Baptisée " Ensemble nous écrirons l'Histoire ", sa coalition avec le Parti du travail (PT, gauche) et le Parti Rencontre sociale (PES, évangéliste) ne fait pas que des heureux au sein de la gauche. " AMLO ", qui a confié être un croyant laïque, ne s'est jamais prononcé sur le mariage homosexuel ou sur l'avortement, légalisés dans le district fédéral de Mexico après son mandat de maire. Certains éditorialistes le décrivent comme conservateur.

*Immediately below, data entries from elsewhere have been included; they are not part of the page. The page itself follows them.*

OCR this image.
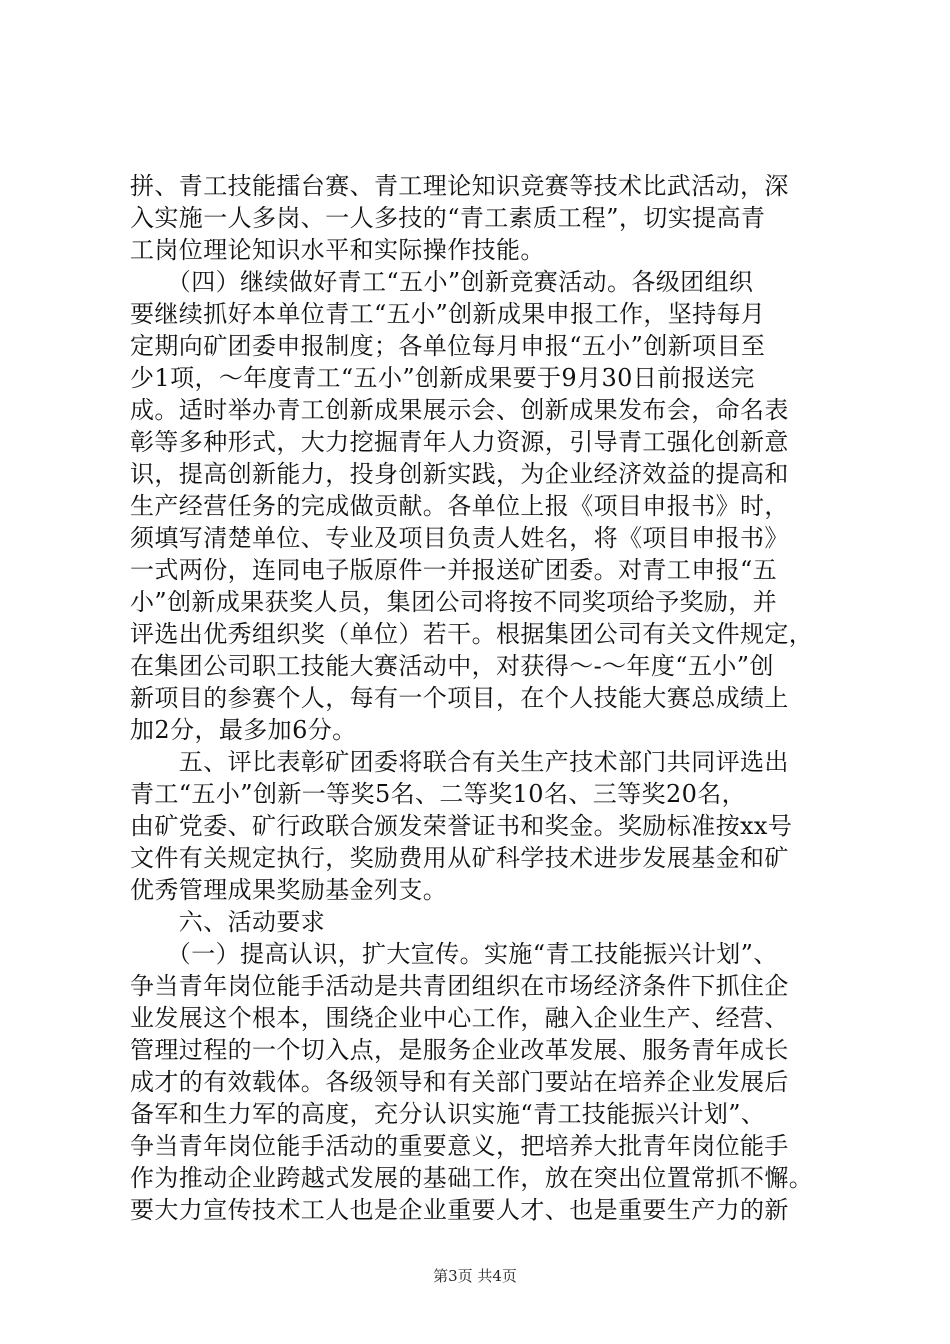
拼、青工技能擂台赛、青工理论知识竞赛等技术比武活动，深
入实施一人多岗、一人多技的“青工素质工程”，切实提高青
工岗位理论知识水平和实际操作技能。
　　（四）继续做好青工“五小”创新竞赛活动。各级团组织
要继续抓好本单位青工“五小”创新成果申报工作，坚持每月
定期向矿团委申报制度；各单位每月申报“五小”创新项目至
少1项，～年度青工“五小”创新成果要于9月30日前报送完
成。适时举办青工创新成果展示会、创新成果发布会，命名表
彰等多种形式，大力挖掘青年人力资源，引导青工强化创新意
识，提高创新能力，投身创新实践，为企业经济效益的提高和
生产经营任务的完成做贡献。各单位上报《项目申报书》时，
须填写清楚单位、专业及项目负责人姓名，将《项目申报书》
一式两份，连同电子版原件一并报送矿团委。对青工申报“五
小”创新成果获奖人员，集团公司将按不同奖项给予奖励，并
评选出优秀组织奖（单位）若干。根据集团公司有关文件规定，
在集团公司职工技能大赛活动中，对获得～-～年度“五小”创
新项目的参赛个人，每有一个项目，在个人技能大赛总成绩上
加2分，最多加6分。
　　五、评比表彰矿团委将联合有关生产技术部门共同评选出
青工“五小”创新一等奖5名、二等奖10名、三等奖20名，
由矿党委、矿行政联合颁发荣誉证书和奖金。奖励标准按xx号
文件有关规定执行，奖励费用从矿科学技术进步发展基金和矿
优秀管理成果奖励基金列支。
　　六、活动要求
　　（一）提高认识，扩大宣传。实施“青工技能振兴计划”、
争当青年岗位能手活动是共青团组织在市场经济条件下抓住企
业发展这个根本，围绕企业中心工作，融入企业生产、经营、
管理过程的一个切入点，是服务企业改革发展、服务青年成长
成才的有效载体。各级领导和有关部门要站在培养企业发展后
备军和生力军的高度，充分认识实施“青工技能振兴计划”、
争当青年岗位能手活动的重要意义，把培养大批青年岗位能手
作为推动企业跨越式发展的基础工作，放在突出位置常抓不懈。
要大力宣传技术工人也是企业重要人才、也是重要生产力的新
第3页 共4页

Ses déclarations prennent parfois des airs prophétiques, proposant notamment un
" code de conduite " contre la corruption pour le
" bien-être de l'âme ".
" Autoritarisme "Ce ton messianique irrite ses opposants. En tête, l'écrivain péruvien Mario Vargas Llosa, Prix Nobel de littérature (2010), qui dénonce sa
" démagogie " et son
" populisme ", le comparant à Hugo Chavez, le dirigeant vénézuélien défunt. Et le célèbre historien Enrique Krauze de s'alarmer de son
" autoritarisme ", avertissant que sa victoire représenterait
" une régression pour la démocratie ". D'autres éditorialistes s'inquiètent de son ouverture. Des dizaines d'élus du PRD, du Parti Action nationale (Partido Accion Nacional ; PAN, droite) et même du PRI ont rejoint ses rangs pour le scrutin présidentiel, qui se double d'élections législatives, régionales et municipales. Même le leader du syndicat minier, Napoleon Gomez Urrutia, exilé au Canada après des accusations de corruption, candidat à un poste de sénateur sous la bannière de sa coalition.

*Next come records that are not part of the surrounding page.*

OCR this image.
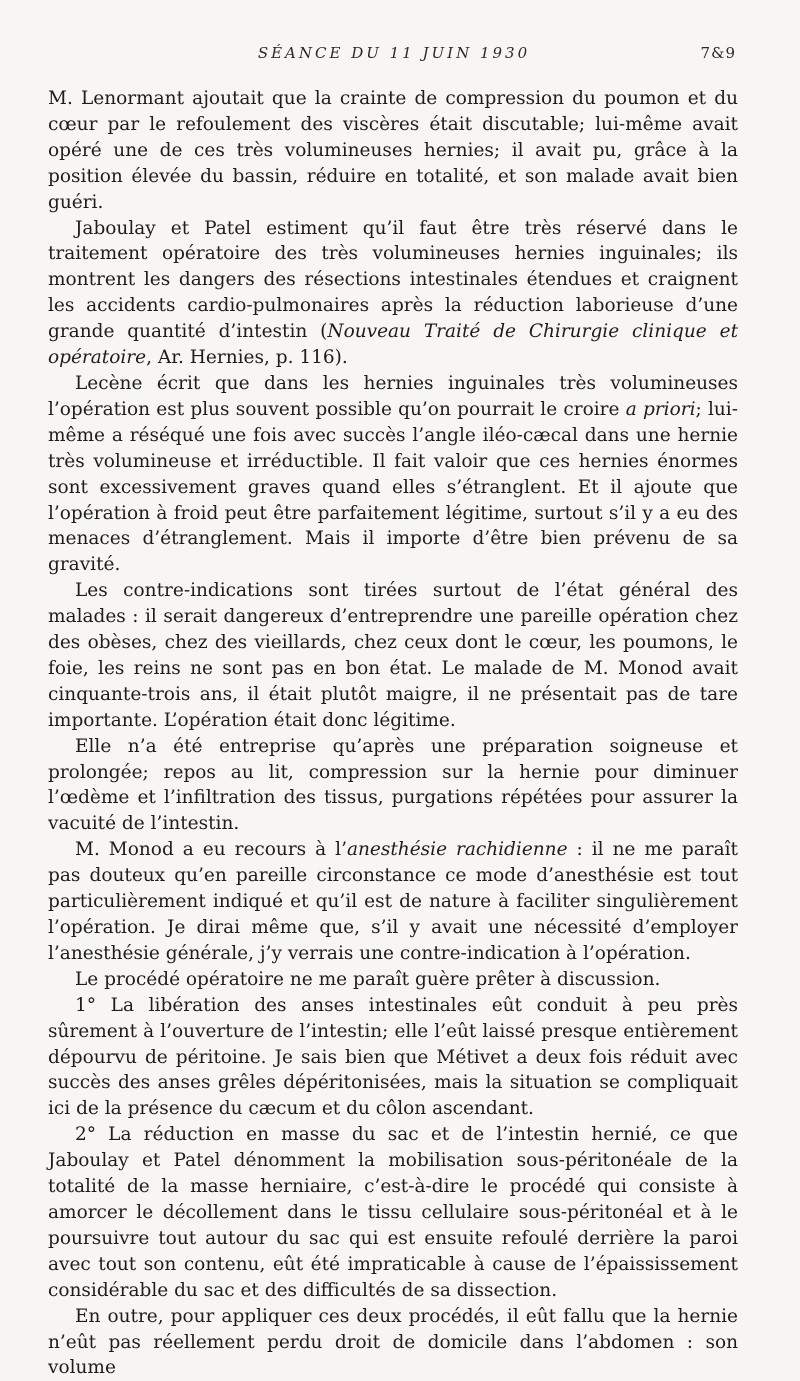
SÉANCE DU 11 JUIN 1930	7&9

M. Lenormant ajoutait que la crainte de compression du poumon et du cœur par le refoulement des viscères était discutable; lui-même avait opéré une de ces très volumineuses hernies; il avait pu, grâce à la position élevée du bassin, réduire en totalité, et son malade avait bien guéri.

Jaboulay et Patel estiment qu’il faut être très réservé dans le traitement opératoire des très volumineuses hernies inguinales; ils montrent les dangers des résections intestinales étendues et craignent les accidents cardio-pulmonaires après la réduction laborieuse d’une grande quantité d’intestin (Nouveau Traité de Chirurgie clinique et opératoire, Ar. Hernies, p. 116).

Lecène écrit que dans les hernies inguinales très volumineuses l’opération est plus souvent possible qu’on pourrait le croire a priori; lui-même a réséqué une fois avec succès l’angle iléo-cæcal dans une hernie très volumineuse et irréductible. Il fait valoir que ces hernies énormes sont excessivement graves quand elles s’étranglent. Et il ajoute que l’opération à froid peut être parfaitement légitime, surtout s’il y a eu des menaces d’étranglement. Mais il importe d’être bien prévenu de sa gravité.

Les contre-indications sont tirées surtout de l’état général des malades : il serait dangereux d’entreprendre une pareille opération chez des obèses, chez des vieillards, chez ceux dont le cœur, les poumons, le foie, les reins ne sont pas en bon état. Le malade de M. Monod avait cinquante-trois ans, il était plutôt maigre, il ne présentait pas de tare importante. L’opération était donc légitime.

Elle n’a été entreprise qu’après une préparation soigneuse et prolongée; repos au lit, compression sur la hernie pour diminuer l’œdème et l’infiltration des tissus, purgations répétées pour assurer la vacuité de l’intestin.

M. Monod a eu recours à l’anesthésie rachidienne : il ne me paraît pas douteux qu’en pareille circonstance ce mode d’anesthésie est tout particulièrement indiqué et qu’il est de nature à faciliter singulièrement l’opération. Je dirai même que, s’il y avait une nécessité d’employer l’anesthésie générale, j’y verrais une contre-indication à l’opération.

Le procédé opératoire ne me paraît guère prêter à discussion.

1° La libération des anses intestinales eût conduit à peu près sûrement à l’ouverture de l’intestin; elle l’eût laissé presque entièrement dépourvu de péritoine. Je sais bien que Métivet a deux fois réduit avec succès des anses grêles dépéritonisées, mais la situation se compliquait ici de la présence du cæcum et du côlon ascendant.

2° La réduction en masse du sac et de l’intestin hernié, ce que Jaboulay et Patel dénomment la mobilisation sous-péritonéale de la totalité de la masse herniaire, c’est-à-dire le procédé qui consiste à amorcer le décollement dans le tissu cellulaire sous-péritonéal et à le poursuivre tout autour du sac qui est ensuite refoulé derrière la paroi avec tout son contenu, eût été impraticable à cause de l’épaississement considérable du sac et des difficultés de sa dissection.

En outre, pour appliquer ces deux procédés, il eût fallu que la hernie n’eût pas réellement perdu droit de domicile dans l’abdomen : son volume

Dans son QG de campagne à Mexico, ses militants, les " amlovers ", évoquent un
" pragmatisme électoral " dans un pays où les syndicats sont prescripteurs de votes. AMLO se dit certain de sa victoire, malgré le spectre d'une possible fraude électorale. Il a annoncé qu'une fois élu il continuera de vivre dans son appartement, à Mexico. Il veut transformer la résidence présidentielle en un musée et une salle de concerts publics. A ses yeux, cette
" maison est ensorcelée " par les malversations de ses anciens occupants consécutifs.